Paul Adcock

Personal information
- Full name: Paul Malcolm Adcock
- Date of birth: 2 May 1972 (age 52)
- Place of birth: Ilminster, England
- Height: 5 ft 8 in (1.73 m)
- Position(s): Striker

Senior career*
- Years: Team / Apps / (Gls)
- 1990–1993: Plymouth Argyle / 48 / (2)
- 1993–1996: Bath City /  / (45)
- 1996: Torquay United /  / (0)
- 1996: Bath City / 5 / (1)
- 1996–1998: Weymouth / 76 / (15)
- 1998–2000: Gloucester City
- 2000–2002: Saltash United
- 2002–20??: Tavistock

= Paul Adcock =

English footballer

Paul Malcolm Adcock (born 2 May 1972) is an English former professional footballer who played as a forward.

==Career==
Adcock was born in Ilminster, Somerset. He began as an apprentice with Plymouth Argyle, turning professional on 7 August 1990. He made his league debut for the Pilgrims on 18 September 1990 in a 2–2 draw with Oxford United at Home Park. Paul was selected for England un19s for the world youth championships during this time.
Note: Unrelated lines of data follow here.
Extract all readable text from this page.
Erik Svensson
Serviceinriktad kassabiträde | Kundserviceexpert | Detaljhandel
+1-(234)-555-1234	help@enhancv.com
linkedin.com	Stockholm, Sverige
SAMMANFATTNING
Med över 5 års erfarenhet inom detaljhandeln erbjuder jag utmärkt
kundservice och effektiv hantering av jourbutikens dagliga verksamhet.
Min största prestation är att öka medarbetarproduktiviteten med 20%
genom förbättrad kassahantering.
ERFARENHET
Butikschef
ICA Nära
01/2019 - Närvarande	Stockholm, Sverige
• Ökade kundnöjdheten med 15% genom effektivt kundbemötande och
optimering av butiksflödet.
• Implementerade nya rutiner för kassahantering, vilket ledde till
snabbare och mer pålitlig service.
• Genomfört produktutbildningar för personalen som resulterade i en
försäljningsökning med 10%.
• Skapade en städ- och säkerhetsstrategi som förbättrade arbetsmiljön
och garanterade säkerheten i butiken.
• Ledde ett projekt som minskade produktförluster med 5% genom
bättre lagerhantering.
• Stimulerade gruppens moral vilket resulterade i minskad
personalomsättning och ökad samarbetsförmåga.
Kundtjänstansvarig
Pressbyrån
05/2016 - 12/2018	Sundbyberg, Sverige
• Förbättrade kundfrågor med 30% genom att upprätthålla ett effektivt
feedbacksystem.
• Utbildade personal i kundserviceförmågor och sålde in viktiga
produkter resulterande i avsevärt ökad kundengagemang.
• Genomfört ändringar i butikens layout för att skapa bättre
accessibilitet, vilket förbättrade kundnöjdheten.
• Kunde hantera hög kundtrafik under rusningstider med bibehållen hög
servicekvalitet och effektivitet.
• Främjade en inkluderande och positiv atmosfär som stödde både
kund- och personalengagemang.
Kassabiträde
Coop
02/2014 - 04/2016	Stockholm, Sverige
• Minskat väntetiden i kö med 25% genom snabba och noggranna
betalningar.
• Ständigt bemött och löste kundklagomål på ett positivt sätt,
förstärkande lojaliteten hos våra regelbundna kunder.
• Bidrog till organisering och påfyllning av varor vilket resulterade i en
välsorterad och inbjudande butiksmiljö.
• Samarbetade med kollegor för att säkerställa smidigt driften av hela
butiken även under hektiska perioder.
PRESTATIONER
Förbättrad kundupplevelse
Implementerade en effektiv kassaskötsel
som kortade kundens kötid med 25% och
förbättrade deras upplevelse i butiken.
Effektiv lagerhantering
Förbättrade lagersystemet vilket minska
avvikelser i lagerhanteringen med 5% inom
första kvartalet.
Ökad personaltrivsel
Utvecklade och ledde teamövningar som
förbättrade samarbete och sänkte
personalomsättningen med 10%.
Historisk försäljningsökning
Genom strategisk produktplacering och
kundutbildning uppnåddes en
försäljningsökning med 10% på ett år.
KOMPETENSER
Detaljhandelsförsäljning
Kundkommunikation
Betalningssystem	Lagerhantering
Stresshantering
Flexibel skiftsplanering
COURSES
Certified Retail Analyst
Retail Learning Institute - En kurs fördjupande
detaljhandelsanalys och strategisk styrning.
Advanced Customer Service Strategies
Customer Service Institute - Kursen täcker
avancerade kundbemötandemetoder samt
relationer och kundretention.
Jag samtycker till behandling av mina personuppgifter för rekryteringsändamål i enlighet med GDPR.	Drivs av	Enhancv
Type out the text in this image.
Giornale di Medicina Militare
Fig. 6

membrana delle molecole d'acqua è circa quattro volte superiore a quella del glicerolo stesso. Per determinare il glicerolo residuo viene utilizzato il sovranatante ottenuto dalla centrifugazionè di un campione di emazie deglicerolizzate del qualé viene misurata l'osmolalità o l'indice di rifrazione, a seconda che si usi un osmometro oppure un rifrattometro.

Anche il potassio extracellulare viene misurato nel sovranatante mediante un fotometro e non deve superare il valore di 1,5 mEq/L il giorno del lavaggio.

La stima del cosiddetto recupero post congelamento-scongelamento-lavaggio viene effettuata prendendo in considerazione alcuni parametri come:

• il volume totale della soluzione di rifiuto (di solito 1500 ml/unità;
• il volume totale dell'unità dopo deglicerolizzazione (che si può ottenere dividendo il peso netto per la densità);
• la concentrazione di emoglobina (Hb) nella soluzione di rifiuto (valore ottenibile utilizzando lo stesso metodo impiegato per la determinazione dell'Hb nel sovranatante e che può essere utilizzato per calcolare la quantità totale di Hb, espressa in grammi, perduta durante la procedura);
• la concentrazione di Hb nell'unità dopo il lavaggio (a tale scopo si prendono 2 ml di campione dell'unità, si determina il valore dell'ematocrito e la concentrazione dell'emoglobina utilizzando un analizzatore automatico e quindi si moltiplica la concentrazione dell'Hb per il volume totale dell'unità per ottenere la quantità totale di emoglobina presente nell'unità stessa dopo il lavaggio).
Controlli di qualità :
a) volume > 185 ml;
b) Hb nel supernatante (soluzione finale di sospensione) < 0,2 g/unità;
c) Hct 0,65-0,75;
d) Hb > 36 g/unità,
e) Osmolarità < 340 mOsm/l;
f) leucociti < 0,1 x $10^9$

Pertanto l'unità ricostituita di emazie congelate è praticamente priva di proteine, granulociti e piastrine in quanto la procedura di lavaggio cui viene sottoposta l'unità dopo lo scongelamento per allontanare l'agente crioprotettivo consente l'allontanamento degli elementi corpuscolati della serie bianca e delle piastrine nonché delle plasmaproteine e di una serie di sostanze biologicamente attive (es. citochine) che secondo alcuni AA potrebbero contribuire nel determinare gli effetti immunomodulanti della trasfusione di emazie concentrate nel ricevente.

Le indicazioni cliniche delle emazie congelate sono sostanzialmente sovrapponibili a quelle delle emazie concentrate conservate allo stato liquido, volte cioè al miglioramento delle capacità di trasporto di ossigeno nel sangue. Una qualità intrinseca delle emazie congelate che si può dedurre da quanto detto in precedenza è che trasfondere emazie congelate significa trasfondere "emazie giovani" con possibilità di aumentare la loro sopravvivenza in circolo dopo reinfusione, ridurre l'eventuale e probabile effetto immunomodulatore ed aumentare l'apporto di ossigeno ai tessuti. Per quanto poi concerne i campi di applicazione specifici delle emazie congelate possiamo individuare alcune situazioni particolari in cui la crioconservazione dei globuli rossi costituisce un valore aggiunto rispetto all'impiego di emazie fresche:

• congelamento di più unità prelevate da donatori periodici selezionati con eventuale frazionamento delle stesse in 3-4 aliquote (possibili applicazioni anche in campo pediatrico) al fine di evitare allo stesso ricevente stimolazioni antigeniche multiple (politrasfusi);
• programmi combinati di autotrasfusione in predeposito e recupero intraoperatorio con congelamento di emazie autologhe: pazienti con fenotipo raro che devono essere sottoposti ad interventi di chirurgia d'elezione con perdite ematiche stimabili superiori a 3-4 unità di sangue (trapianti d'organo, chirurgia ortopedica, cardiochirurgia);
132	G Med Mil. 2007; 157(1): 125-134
He had a severe back problem while establishing himself in the Plymouth side, making 21 league appearances and 48 in total in the following three years until his release by manager Peter Shilton in the 1993 close season when he joined Bath City. On his debut for Bath in August 1993, he scored three goals, with his form in the conference (averaging a goal every other game) leading to a second chance at league football when Torquay United signed him on 16 August 1996.

However, hampered by a foot injury and 38-year-old Gary Nelson player-coach picking himself every week, Paul only played only once, as a second-half substitute for Rodney Jack in the 3–3 League Cup draw at home to Bristol City on 28 August, before being released and returning to non-league football. He initially returned to Bath City before joining Gloucester City, managed by Leroy Rosenior, in November 1996. Gloucester underwent many changes during the short period of time Adcock was at the club, mainly due to the serious financial difficulties the club was facing. Adcock subsequently joined Weymouth, originally on loan on 31 March 1998, and a Bosman free transfer in the 1998 close-season.

He stayed with the Terras until the summer of 2000. When his contract ran out. He had spent much of the previous season out with a hernia groin injury and was unhappy about being released without the chance to prove his fitness. He subsequently joined Saltash United, playing alongside another former Torquay player, Michael Preston. Likewise, he later played for Devon non-league side Tavistock while working and owning a scaffolding business, receiving the chairman's player of the year award for the 2003–2004 season, and was still with the club in the 2005–06 season, scoring three league goals.